Feenstra Lian, Reijrink Melanie, Pasch Andreas, Smith Edward R, Visser Lotte M, Bulthuis Marian, Lodewijk Monique E, Mastik Mirjam F, Greuter Marcel J W, Slart Riemer H J A, Mulder Douwe J, Pol Robert A, Te Velde-Keyzer Charlotte A, Krenning Guido, Hillebrands Jan-Luuk
Department of Pathology and Medical Biology, University of Groningen, University Medical Center Groningen, Hanzeplein 1, 9713 GZ Groningen, The Netherlands.
Department of Internal Medicine, Division of Vascular Medicine, University of Groningen, University Medical Center Groningen, Groningen, The Netherlands.
Cardiovasc Res. 2024 Dec 4;120(15):1953-1966. doi: 10.1093/cvr/cvae164.
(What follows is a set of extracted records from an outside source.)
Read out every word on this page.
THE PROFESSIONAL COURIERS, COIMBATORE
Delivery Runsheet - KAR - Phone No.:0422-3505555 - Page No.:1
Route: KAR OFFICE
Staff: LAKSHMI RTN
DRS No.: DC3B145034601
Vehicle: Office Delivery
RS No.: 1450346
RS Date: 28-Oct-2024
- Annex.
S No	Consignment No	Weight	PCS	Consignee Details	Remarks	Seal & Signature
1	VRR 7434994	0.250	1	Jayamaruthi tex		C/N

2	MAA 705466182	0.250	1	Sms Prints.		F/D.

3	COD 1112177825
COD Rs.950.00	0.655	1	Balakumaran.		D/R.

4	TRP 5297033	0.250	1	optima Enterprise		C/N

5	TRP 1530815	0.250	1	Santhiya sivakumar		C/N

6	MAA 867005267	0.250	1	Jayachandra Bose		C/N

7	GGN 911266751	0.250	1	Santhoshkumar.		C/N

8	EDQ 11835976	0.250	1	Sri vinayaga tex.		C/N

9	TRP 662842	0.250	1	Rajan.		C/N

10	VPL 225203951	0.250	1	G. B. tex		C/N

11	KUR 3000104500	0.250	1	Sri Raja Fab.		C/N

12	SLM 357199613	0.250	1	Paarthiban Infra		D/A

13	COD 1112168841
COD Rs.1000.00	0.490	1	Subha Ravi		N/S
Calciprotein particles (CPPs) are circulating calcium and phosphate nanoparticles associated with the development of vascular calcification (VC) in chronic kidney disease (CKD). Although recent studies have been focusing on associations of CPPs with the presence of VC in CKD, insights in the underlying processes and mechanisms by which CPPs might aggravate VC and vascular dysfunction in vivo are currently lacking. Here, we assessed the overall burden of abdominal VC in healthy kidney donors and CKD patients and subsequently performed transcriptome profiling in the vascular tissue obtained from these subjects, linking outcome to CPP counts and calcification propensity.
Calcification scores were quantified in renal arteries, iliac arteries, and abdominal aorta using computed tomography (CT) scans of kidney donors and CKD patients. The vascular tissue was collected from kidney donors (renal artery) and CKD patients (iliac artery), after which bulk RNA sequencing and gene set enrichment analysis (GSEA) were performed on a subset of patients. Calcification propensity (crystallization time, T50) was measured using nephelometry and CPP counts with microparticle flow cytometric analysis. Increased calcification scores (based on CT) were found in CKD patients compared to kidney donors. Transcriptome profiling revealed enrichment for processes related to endothelial activation, inflammation, extracellular matrix (ECM) remodelling, and ossification in CKD vascular biopsies compared to kidney donors. Calcification propensity was increased in CKD, as well as CPP counts, with the latter being significantly associated with markers of vascular remodelling.
Our findings reveal that CKD is characterized by systemic VC with increased calcification propensity and CPP counts. Transcriptome profiling showed altered vascular gene expression with enrichment for endothelial activation, inflammation, ECM remodelling, and ossification. Moreover, we demonstrate, for the first time, that vascular remodelling processes are associated with increased circulating CPP counts. Interventions targeting CPPs are promising avenues for alleviating vascular remodelling and VC in CKD.
钙蛋白颗粒(CPPs)是循环中的钙和磷酸盐纳米颗粒,与慢性肾脏病(CKD)中血管钙化(VC)的发生发展相关。尽管最近的研究一直聚焦于CPPs与CKD中VC存在情况的关联,但目前仍缺乏对CPPs在体内可能加重VC和血管功能障碍的潜在过程和机制的深入了解。在此,我们评估了健康肾供体和CKD患者腹部VC的总体负担,随后对从这些受试者获取的血管组织进行转录组分析,将结果与CPP计数和钙化倾向联系起来。
使用肾供体和CKD患者的计算机断层扫描(CT)对肾动脉、髂动脉和腹主动脉的钙化评分进行定量。从肾供体(肾动脉)和CKD患者(髂动脉)收集血管组织,之后对部分患者进行了批量RNA测序和基因集富集分析(GSEA)。使用比浊法测量钙化倾向(结晶时间,T50),并通过微粒流式细胞术分析CPP计数。与肾供体相比,CKD患者的钙化评分(基于CT)增加。转录组分析显示,与肾供体相比,CKD血管活检中与内皮激活、炎症、细胞外基质(ECM)重塑和骨化相关的过程富集。CKD患者的钙化倾向增加,CPP计数也增加,后者与血管重塑标志物显著相关。
我们的研究结果表明,CKD的特征是全身性VC,钙化倾向和CPP计数增加。转录组分析显示血管基因表达改变,内皮激活、炎症、ECM重塑和骨化过程富集。此外,我们首次证明血管重塑过程与循环CPP计数增加有关。针对CPPs的干预措施是减轻CKD中血管重塑和VC的有前景的途径。